I’m trying to configure Comodo One MSP so, that in case an endpoint detects malware/virus, a ticket and a notification/email is generated with the details and info regarding the system.
I can’t find how to do that.
Any procedure or ‘How to’ to do that?
Thanks in advance
Hello @ailan,
ITSM can be configured to send alert emails to selected administrators and users on events like detection of a new infection.
You can refer to our in-depth guide on how to configure email notifications during an infection here:
https://help.comodo.com/topic-399-1-…fications.html
Thank you.
What will you do with that alert? Go clean the computer?
This type of alert would be good because all sorts of actions like double check backup, prevent spreading etc needs to be done.
For a lot of reasons:
1st: it’s always good to be aware of a malware/virus detection and to be on top of a possible outbreak. (like spreading as StrobeTech commented.)
2nd: to keep track of exceptional user or system behaviour. If a user or systems has a lot of detections then maybe the user is doing something wrong on the system.
Agreed.

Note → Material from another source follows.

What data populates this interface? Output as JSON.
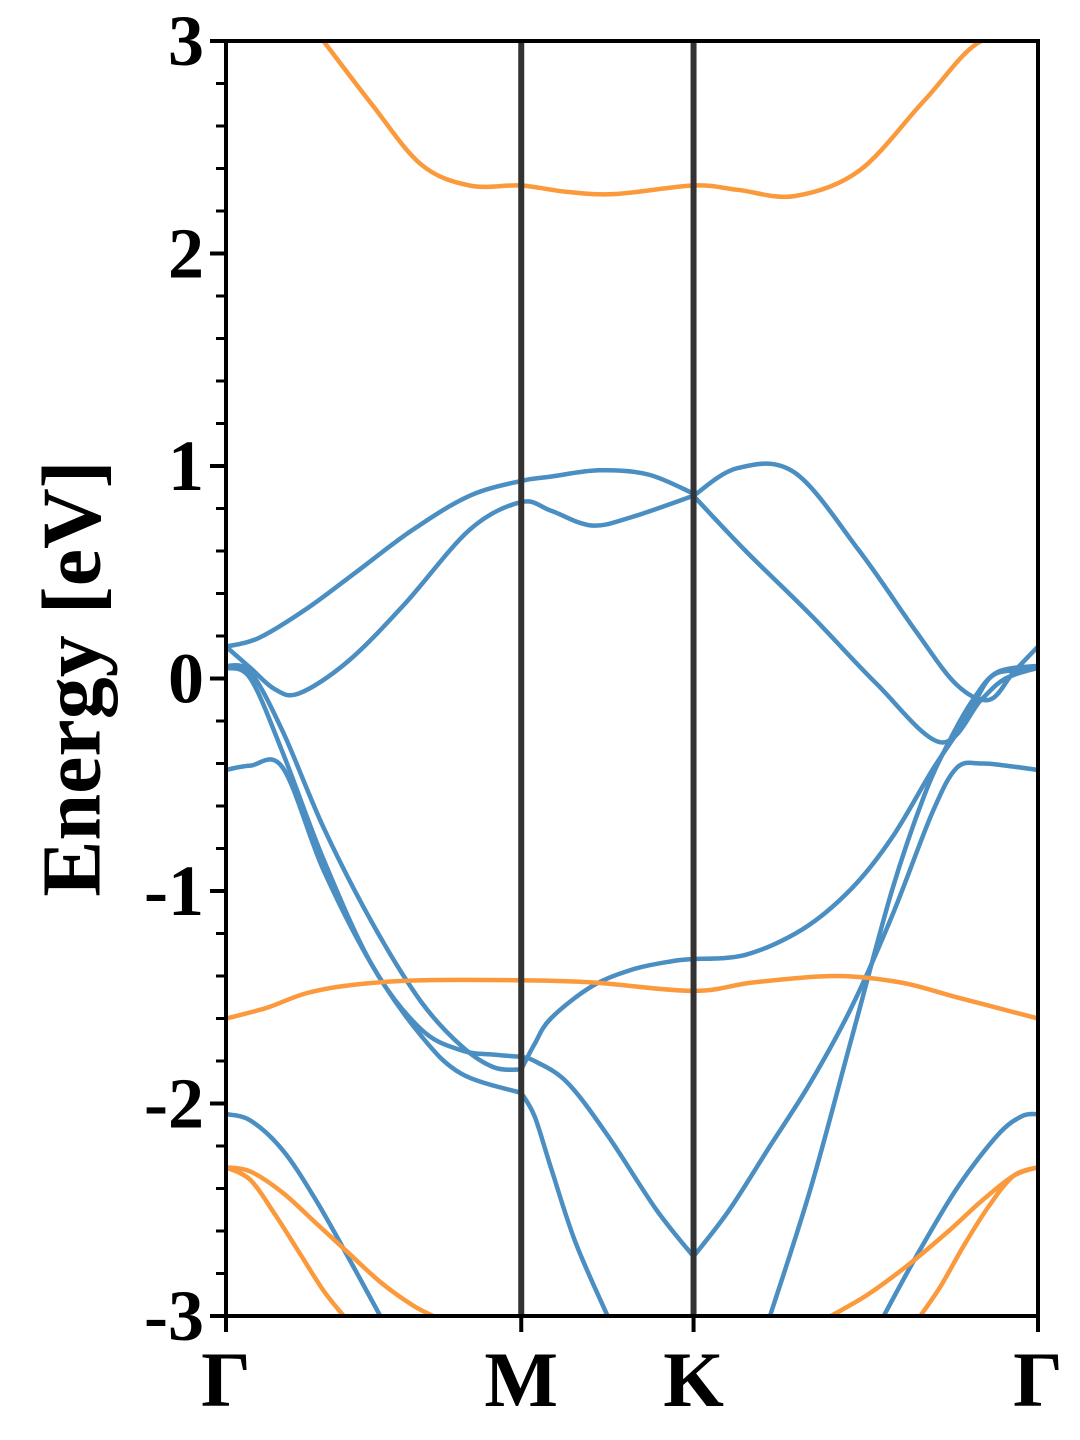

Specifically point 2.
Thanks for the responds.
I configured that (https://help.comodo.com/topic-399-1-…fications.html) but still no notifications or email at a detection.
I checked this by downloading/opening an EICAR testfile. The file is detected, and I can choose to clean or ignore it.
What I want is that a ticket or email is generated for that instance.
I only saw one notification that ‘The list of quarantine items on the device was updated’ which directed me to the quarantine list. But even there the EICAR testfiles weren’t listed.
Are there any other settings I can try?
On a managed virusscan platform that would be one of the first things you want to configure, I think.
Thanks.
Hi @ailan ,
Thank you for bringing this issue to our attention.
We want to further investigate your issue and we will get in touch with your shortly via email.
Do you realize if you use our endpoint security you don’t have to worry about it?
Is that so? I wonder what will happen if the user is not aware of a malwarefile and chooses to ignore the warning and opens the infected file.
Hello @ailan,
Excellent question. The platform is designed to handle such instances once a similar event arises, even on white-listed file paths.
The protection that each endpoint will receive depends on the profile that is associated with it. There are numerous protection components that we offer, from File Rating system, Antivirus, HIPS, Containment, etc. You can learn more about each component containing a description of each here:
File Rating: https://help.comodo.com/topic-399-1-786-10203-File-Rating-Settings.html
Antivirus: https://help.comodo.com/topic-399-1-786-10202-Antivirus-Settings.html
Firewall: https://help.comodo.com/topic-399-1-786-10204-Firewall-Settings-.html
HIPS: https://help.comodo.com/topic-399-1-786-10207-HIPS-Settings.html
Containment: https://help.comodo.com/topic-399-1-786-10205-Containment-Settings.html
Virusscope: https://help.comodo.com/topic-399-1-786-10206-VirusScope-Settings.html
Valkyrie: https://help.comodo.com/topic-399-1-786-10208-Valkyrie-Settings.html
If you are uncertain about a file and want a safe environment to test the file, you can try using the Shared Space feature of the CIS/CCS. Our protection suite will create a virtual desktop using a similar environment that the suite is connected to and you will see if how the file would react in the virtual environment.
You can learn more about Shared Space here:
https://help.comodo.com/topic-72-1-522-6278-Starting-the-Virtual-Kiosk.html
Thank you.
Thank you for the links Riley. I was aware of the different layers of protection, which is good and can tackle ignorance of a user in most cases.
But then, I think it’s better that not only the client see’s the warning of detection, but that the system could be configured that also the system administrator or MSP gets a signal via a email or ticket.
Regards
Hello @ailan,
We will further investigate the issue through the email that was sent earlier.
Thank you.
As @melih says we should not have to worry, but id rather have a tick created as I know users will panic, phone and ask.
if we are aware before the call it looks more professional and if any actions are needed we already have this covered.